For the next cells, the notebook will provide some questions to be answered by EDA exercise. In reality, one of the skills a data scientist must have is to be curious enough in generating these questions (*don't be afraid to ask dumb questions as long as the data can answer it*)

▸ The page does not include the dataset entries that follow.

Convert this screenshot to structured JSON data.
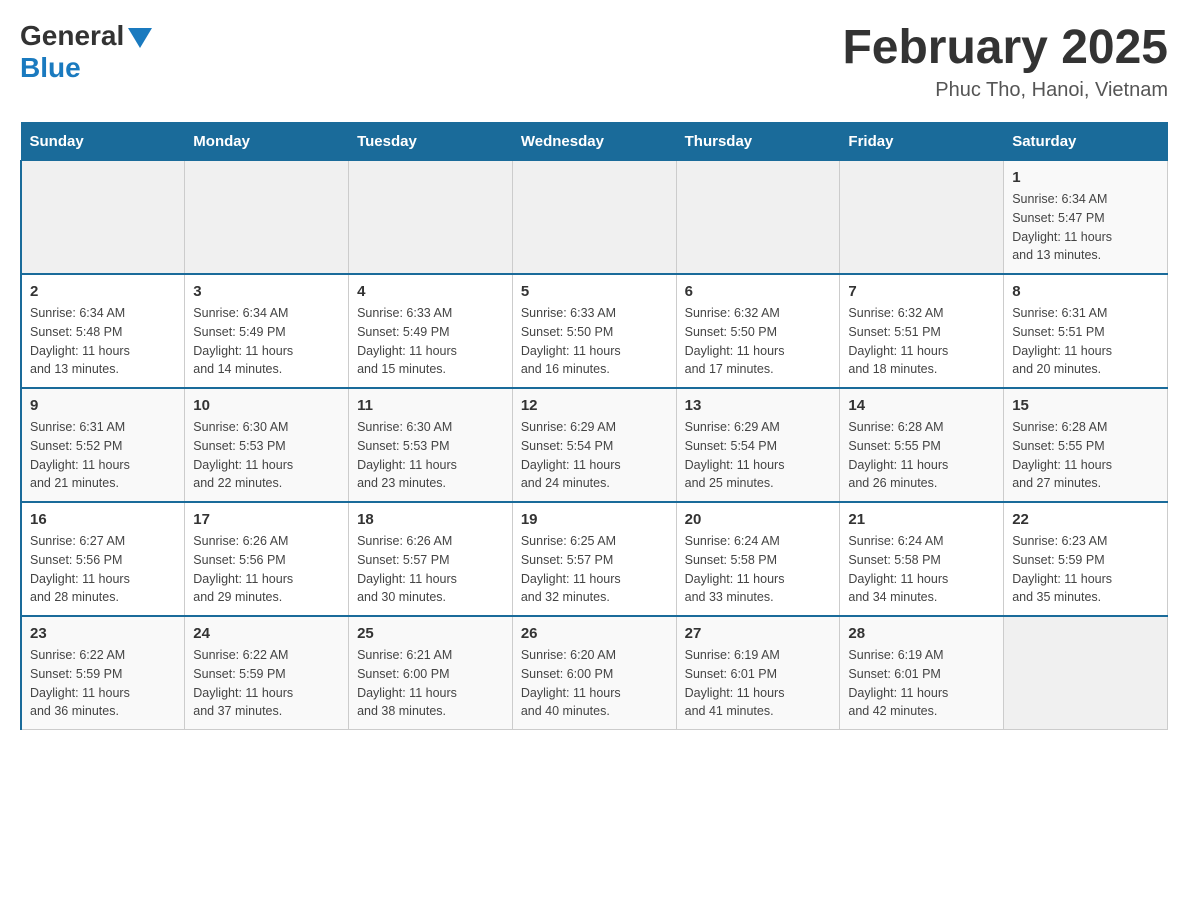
{
  "header": {
    "logo": {
      "general": "General",
      "blue": "Blue"
    },
    "title": "February 2025",
    "subtitle": "Phuc Tho, Hanoi, Vietnam"
  },
  "weekdays": [
    "Sunday",
    "Monday",
    "Tuesday",
    "Wednesday",
    "Thursday",
    "Friday",
    "Saturday"
  ],
  "weeks": [
    [
      {
        "day": "",
        "info": ""
      },
      {
        "day": "",
        "info": ""
      },
      {
        "day": "",
        "info": ""
      },
      {
        "day": "",
        "info": ""
      },
      {
        "day": "",
        "info": ""
      },
      {
        "day": "",
        "info": ""
      },
      {
        "day": "1",
        "info": "Sunrise: 6:34 AM\nSunset: 5:47 PM\nDaylight: 11 hours\nand 13 minutes."
      }
    ],
    [
      {
        "day": "2",
        "info": "Sunrise: 6:34 AM\nSunset: 5:48 PM\nDaylight: 11 hours\nand 13 minutes."
      },
      {
        "day": "3",
        "info": "Sunrise: 6:34 AM\nSunset: 5:49 PM\nDaylight: 11 hours\nand 14 minutes."
      },
      {
        "day": "4",
        "info": "Sunrise: 6:33 AM\nSunset: 5:49 PM\nDaylight: 11 hours\nand 15 minutes."
      },
      {
        "day": "5",
        "info": "Sunrise: 6:33 AM\nSunset: 5:50 PM\nDaylight: 11 hours\nand 16 minutes."
      },
      {
        "day": "6",
        "info": "Sunrise: 6:32 AM\nSunset: 5:50 PM\nDaylight: 11 hours\nand 17 minutes."
      },
      {
        "day": "7",
        "info": "Sunrise: 6:32 AM\nSunset: 5:51 PM\nDaylight: 11 hours\nand 18 minutes."
      },
      {
        "day": "8",
        "info": "Sunrise: 6:31 AM\nSunset: 5:51 PM\nDaylight: 11 hours\nand 20 minutes."
      }
    ],
    [
      {
        "day": "9",
        "info": "Sunrise: 6:31 AM\nSunset: 5:52 PM\nDaylight: 11 hours\nand 21 minutes."
      },
      {
        "day": "10",
        "info": "Sunrise: 6:30 AM\nSunset: 5:53 PM\nDaylight: 11 hours\nand 22 minutes."
      },
      {
        "day": "11",
        "info": "Sunrise: 6:30 AM\nSunset: 5:53 PM\nDaylight: 11 hours\nand 23 minutes."
      },
      {
        "day": "12",
        "info": "Sunrise: 6:29 AM\nSunset: 5:54 PM\nDaylight: 11 hours\nand 24 minutes."
      },
      {
        "day": "13",
        "info": "Sunrise: 6:29 AM\nSunset: 5:54 PM\nDaylight: 11 hours\nand 25 minutes."
      },
      {
        "day": "14",
        "info": "Sunrise: 6:28 AM\nSunset: 5:55 PM\nDaylight: 11 hours\nand 26 minutes."
      },
      {
        "day": "15",
        "info": "Sunrise: 6:28 AM\nSunset: 5:55 PM\nDaylight: 11 hours\nand 27 minutes."
      }
    ],
    [
      {
        "day": "16",
        "info": "Sunrise: 6:27 AM\nSunset: 5:56 PM\nDaylight: 11 hours\nand 28 minutes."
      },
      {
        "day": "17",
        "info": "Sunrise: 6:26 AM\nSunset: 5:56 PM\nDaylight: 11 hours\nand 29 minutes."
      },
      {
        "day": "18",
        "info": "Sunrise: 6:26 AM\nSunset: 5:57 PM\nDaylight: 11 hours\nand 30 minutes."
      },
      {
        "day": "19",
        "info": "Sunrise: 6:25 AM\nSunset: 5:57 PM\nDaylight: 11 hours\nand 32 minutes."
      },
      {
        "day": "20",
        "info": "Sunrise: 6:24 AM\nSunset: 5:58 PM\nDaylight: 11 hours\nand 33 minutes."
      },
      {
        "day": "21",
        "info": "Sunrise: 6:24 AM\nSunset: 5:58 PM\nDaylight: 11 hours\nand 34 minutes."
      },
      {
        "day": "22",
        "info": "Sunrise: 6:23 AM\nSunset: 5:59 PM\nDaylight: 11 hours\nand 35 minutes."
      }
    ],
    [
      {
        "day": "23",
        "info": "Sunrise: 6:22 AM\nSunset: 5:59 PM\nDaylight: 11 hours\nand 36 minutes."
      },
      {
        "day": "24",
        "info": "Sunrise: 6:22 AM\nSunset: 5:59 PM\nDaylight: 11 hours\nand 37 minutes."
      },
      {
        "day": "25",
        "info": "Sunrise: 6:21 AM\nSunset: 6:00 PM\nDaylight: 11 hours\nand 38 minutes."
      },
      {
        "day": "26",
        "info": "Sunrise: 6:20 AM\nSunset: 6:00 PM\nDaylight: 11 hours\nand 40 minutes."
      },
      {
        "day": "27",
        "info": "Sunrise: 6:19 AM\nSunset: 6:01 PM\nDaylight: 11 hours\nand 41 minutes."
      },
      {
        "day": "28",
        "info": "Sunrise: 6:19 AM\nSunset: 6:01 PM\nDaylight: 11 hours\nand 42 minutes."
      },
      {
        "day": "",
        "info": ""
      }
    ]
  ]
}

### Q1: What are the top 5 fastest Pokémon in the dataset?

In [None]:
top_5_fastest_pokemon = df_pokemon.sort_values(by='speed', ascending=False).head(5)
top_5_fastest_pokemon

### Q2: Does the weight of a Pokémon impact its speed stat?

In [None]:
correlation = df_pokemon['weight'].corr(df_pokemon['speed'])
print(f"Correlation between weight and speed: {correlation}")

In [None]:
plt.figure(figsize=(10, 6))
plt.scatter(df_pokemon['weight'], df_pokemon['speed'], alpha=0.5)
plt.title('Correlation between Weight and Speed')
plt.xlabel('Weight')
plt.ylabel('Speed')
plt.grid(True)
plt.show()

### Q3: What is the most common Pokemon type?

In [None]:
combined_counts = pd.concat([type_1_counts, type_2_counts], axis=0).groupby(level=0).sum()
combined_counts = combined_counts.sort_values(ascending=False)

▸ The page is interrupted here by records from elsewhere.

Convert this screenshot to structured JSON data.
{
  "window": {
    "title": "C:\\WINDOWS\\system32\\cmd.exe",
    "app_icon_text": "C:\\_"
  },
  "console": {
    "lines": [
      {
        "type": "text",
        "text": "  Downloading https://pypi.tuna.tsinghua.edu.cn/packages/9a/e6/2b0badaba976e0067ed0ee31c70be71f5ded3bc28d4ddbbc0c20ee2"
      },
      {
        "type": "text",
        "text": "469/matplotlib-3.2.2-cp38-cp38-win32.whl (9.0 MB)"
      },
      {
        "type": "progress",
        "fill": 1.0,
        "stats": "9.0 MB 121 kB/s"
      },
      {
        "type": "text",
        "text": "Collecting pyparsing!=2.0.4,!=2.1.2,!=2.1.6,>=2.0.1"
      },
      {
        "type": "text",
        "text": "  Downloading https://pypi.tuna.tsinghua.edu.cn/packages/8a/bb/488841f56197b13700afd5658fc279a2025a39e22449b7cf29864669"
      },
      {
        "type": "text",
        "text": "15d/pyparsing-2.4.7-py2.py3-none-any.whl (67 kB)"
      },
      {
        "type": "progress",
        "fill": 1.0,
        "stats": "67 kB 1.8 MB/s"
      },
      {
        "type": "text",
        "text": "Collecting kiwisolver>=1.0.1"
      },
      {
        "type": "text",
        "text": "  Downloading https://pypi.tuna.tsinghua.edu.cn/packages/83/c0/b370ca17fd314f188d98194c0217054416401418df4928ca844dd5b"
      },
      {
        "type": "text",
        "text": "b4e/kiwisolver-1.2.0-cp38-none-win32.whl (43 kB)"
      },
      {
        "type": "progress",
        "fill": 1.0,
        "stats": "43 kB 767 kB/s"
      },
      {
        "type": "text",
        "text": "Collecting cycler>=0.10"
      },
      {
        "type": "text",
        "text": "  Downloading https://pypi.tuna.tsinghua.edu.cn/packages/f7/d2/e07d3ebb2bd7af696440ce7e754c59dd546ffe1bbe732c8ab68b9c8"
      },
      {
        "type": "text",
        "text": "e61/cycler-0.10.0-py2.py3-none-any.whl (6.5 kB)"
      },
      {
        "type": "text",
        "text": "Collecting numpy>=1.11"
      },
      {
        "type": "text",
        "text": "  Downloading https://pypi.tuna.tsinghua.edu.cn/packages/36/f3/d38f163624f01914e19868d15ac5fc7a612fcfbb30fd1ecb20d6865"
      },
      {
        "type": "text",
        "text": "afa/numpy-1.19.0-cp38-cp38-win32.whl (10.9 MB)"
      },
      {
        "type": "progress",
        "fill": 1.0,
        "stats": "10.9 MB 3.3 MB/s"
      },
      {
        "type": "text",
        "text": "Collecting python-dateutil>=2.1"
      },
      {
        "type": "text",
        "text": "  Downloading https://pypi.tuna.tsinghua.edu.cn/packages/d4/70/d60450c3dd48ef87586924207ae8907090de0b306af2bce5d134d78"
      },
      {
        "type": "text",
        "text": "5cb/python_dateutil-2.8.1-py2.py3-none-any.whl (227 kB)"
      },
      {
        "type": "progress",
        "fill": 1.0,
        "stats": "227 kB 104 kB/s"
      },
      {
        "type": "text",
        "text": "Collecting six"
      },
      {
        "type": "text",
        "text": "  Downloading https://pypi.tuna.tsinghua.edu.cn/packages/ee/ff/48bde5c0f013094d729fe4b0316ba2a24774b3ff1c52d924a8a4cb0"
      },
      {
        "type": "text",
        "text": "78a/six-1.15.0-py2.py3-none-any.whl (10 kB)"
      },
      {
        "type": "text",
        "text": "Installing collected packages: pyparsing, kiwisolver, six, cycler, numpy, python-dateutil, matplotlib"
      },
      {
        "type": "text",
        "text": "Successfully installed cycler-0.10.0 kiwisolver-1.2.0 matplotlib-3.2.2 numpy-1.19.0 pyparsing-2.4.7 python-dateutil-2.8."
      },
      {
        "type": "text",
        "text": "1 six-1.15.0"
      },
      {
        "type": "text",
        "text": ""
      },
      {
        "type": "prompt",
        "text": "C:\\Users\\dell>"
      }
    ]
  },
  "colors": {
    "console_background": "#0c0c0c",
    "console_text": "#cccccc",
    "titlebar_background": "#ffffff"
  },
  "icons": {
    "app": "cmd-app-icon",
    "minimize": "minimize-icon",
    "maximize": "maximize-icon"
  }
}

combined_counts.plot(kind='bar', figsize=(10, 6), color='#00aeef')

Basic Data Exploration

    How many Pokémon are in the dataset?
    What are the different types of Pokémon (type_1_name) and how many Pokémon belong to each type?
    Are there any missing values in the dataset? If so, in which columns?
    What is the range of values for numerical features like height, weight, attack, defense, etc.?

Descriptive Statistics

    What are the mean, median, and standard deviation of numerical features such as height, weight, and attack?
    Which Pokémon has the highest attack? Which one has the highest defense?
    What are the top 5 fastest Pokémon in the dataset?
    What is the distribution of Pokémon heights and weights? Are they normally distributed or skewed?

Type-Based Analysis

    What are the most and least common Pokémon primary types (type_1_name)?
    What is the average attack, defense, and speed for each Pokémon type?
    Do Pokémon with two types (type_2_name) tend to have higher or lower stats compared to single-type Pokémon?

Comparing Attributes

    Is there a correlation between a Pokémon's weight and its attack or defense stats?
    Do taller Pokémon tend to have higher HP (Hit Points)?
    How do special-attack and special-defense compare across different Pokémon types?
    Do fire-type Pokémon generally have higher special-attack than other types?

Advanced Explorations

    Is there a relationship between a Pokémon’s speed and its type?
    How does the distribution of attack values compare between physical attackers (high attack) and special attackers (high special-attack)?
    What is the overall distribution of Pokémon by species_id? Are some species more represented than others?
    Which type combinations (type_1_name and type_2_name) appear most frequently?
    What insights can we gain from comparing the average stats of starter Pokémon (Bulbasaur, Charmander, Squirtle, etc.) versus legendary Pokémon?